詳細記事: セコムのGPSサービス「ココセコム」の貢献事例
自転車盗難のGPS追跡事例
7. ロードバイクの盗難対策 – AlterLockの活用
自転車盗難に関しては、自転車に搭載できる小型で本格的なGPS装置がまだ少ないことから、大々的にニュースになった追跡事例は少ないようです。
しかし、SNSではAlterLockのGPS追跡により、盗難に遭ったと思われるロードバイクが駐輪場所から少し離れた場所で発見された事例などが報告されています。
ロードバイクやオートバイの盗難対策としては、異常検知アラームとGPS機能がセットになった「AlterLock」が注目されています。

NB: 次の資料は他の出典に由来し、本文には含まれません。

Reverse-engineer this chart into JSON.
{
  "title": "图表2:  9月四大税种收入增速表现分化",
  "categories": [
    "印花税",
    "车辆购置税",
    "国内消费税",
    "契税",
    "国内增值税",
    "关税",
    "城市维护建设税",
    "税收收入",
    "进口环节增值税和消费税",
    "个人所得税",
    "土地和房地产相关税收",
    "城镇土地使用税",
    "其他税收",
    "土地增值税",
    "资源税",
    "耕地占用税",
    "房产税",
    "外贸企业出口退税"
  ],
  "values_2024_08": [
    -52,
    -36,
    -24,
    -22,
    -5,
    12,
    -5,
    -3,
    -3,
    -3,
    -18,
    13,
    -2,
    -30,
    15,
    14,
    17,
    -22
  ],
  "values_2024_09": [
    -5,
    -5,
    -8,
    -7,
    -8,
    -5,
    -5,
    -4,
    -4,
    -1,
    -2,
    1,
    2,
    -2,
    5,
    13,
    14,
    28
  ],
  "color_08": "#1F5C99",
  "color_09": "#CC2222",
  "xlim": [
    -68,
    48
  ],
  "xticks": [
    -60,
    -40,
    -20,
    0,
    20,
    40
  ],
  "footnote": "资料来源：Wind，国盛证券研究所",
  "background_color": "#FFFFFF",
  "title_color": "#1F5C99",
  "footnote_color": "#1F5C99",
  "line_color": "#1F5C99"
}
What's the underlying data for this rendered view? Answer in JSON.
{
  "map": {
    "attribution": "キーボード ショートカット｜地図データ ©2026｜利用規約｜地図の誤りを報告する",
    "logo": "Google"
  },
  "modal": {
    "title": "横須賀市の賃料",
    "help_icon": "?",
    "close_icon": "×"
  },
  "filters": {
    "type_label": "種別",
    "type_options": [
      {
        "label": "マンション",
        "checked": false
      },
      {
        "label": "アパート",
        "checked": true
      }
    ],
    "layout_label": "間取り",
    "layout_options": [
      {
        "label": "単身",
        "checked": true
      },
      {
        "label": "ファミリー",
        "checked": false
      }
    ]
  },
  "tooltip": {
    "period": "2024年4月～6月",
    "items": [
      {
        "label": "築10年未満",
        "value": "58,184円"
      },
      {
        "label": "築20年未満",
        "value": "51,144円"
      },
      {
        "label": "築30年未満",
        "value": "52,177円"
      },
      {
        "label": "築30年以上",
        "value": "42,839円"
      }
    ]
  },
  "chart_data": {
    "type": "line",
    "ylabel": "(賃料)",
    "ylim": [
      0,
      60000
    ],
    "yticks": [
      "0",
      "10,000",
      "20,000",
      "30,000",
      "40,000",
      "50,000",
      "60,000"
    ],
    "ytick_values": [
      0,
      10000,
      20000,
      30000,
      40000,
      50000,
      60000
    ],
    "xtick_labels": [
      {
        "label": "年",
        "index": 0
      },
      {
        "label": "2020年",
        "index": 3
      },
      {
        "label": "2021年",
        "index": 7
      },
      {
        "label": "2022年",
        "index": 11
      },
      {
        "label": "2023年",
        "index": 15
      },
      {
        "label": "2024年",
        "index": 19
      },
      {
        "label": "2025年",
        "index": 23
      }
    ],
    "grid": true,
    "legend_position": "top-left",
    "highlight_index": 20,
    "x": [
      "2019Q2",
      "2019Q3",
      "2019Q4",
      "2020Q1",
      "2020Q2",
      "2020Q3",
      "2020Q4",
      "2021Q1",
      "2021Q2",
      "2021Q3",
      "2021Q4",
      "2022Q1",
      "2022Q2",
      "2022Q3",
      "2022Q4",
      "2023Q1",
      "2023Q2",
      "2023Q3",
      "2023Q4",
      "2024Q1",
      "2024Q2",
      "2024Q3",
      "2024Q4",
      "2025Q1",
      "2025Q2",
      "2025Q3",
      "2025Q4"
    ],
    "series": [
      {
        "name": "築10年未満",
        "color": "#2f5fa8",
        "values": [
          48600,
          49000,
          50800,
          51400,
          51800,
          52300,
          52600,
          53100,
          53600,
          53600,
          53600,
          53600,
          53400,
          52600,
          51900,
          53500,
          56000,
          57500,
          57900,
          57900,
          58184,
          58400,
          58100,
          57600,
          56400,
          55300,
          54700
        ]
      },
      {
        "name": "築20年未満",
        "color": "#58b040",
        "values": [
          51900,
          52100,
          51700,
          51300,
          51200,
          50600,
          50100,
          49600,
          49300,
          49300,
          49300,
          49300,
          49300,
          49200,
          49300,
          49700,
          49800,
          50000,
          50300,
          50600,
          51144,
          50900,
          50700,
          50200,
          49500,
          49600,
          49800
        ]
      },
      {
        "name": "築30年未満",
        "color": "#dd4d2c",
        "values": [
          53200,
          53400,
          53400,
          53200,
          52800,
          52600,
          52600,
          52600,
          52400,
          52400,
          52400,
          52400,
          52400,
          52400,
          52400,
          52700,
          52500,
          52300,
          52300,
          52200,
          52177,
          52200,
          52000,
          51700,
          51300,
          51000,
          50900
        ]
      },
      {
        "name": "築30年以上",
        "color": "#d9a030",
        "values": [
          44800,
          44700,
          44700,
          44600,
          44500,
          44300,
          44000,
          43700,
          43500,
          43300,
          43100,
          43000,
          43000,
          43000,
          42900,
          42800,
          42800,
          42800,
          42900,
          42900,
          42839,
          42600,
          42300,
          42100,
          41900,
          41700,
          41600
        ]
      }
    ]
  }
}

自転車は比較的盗難に遭いやすく、犯人も巧妙な窃盗団よりも若年層の単独犯が多くを占めるため、アラームによる抑止力とGPS追跡ができるデバイスの導入が効果的です。
詳細記事: AlterLock公式サイト
まとめ:GPS追跡が盗難対策の決め手に!
近年の盗難事件から分かるポイント
- 車両盗難においてGPS追跡していても警察が動かないというのは過去の話
- GPS追跡装置が搭載された車両は、短時間で発見・回収される確率が高い
- バイク・自転車でもGPS機器を装着すれば発見率が向上
- 窃盗犯側もGPSを警戒しているため、盗難防止策と追跡手段の両方が重要
GPS追跡を活用すれば、大切な愛車を守る手助けになります。
盗まれる前に、GPSによる防犯対策を講じることを検討しましょう。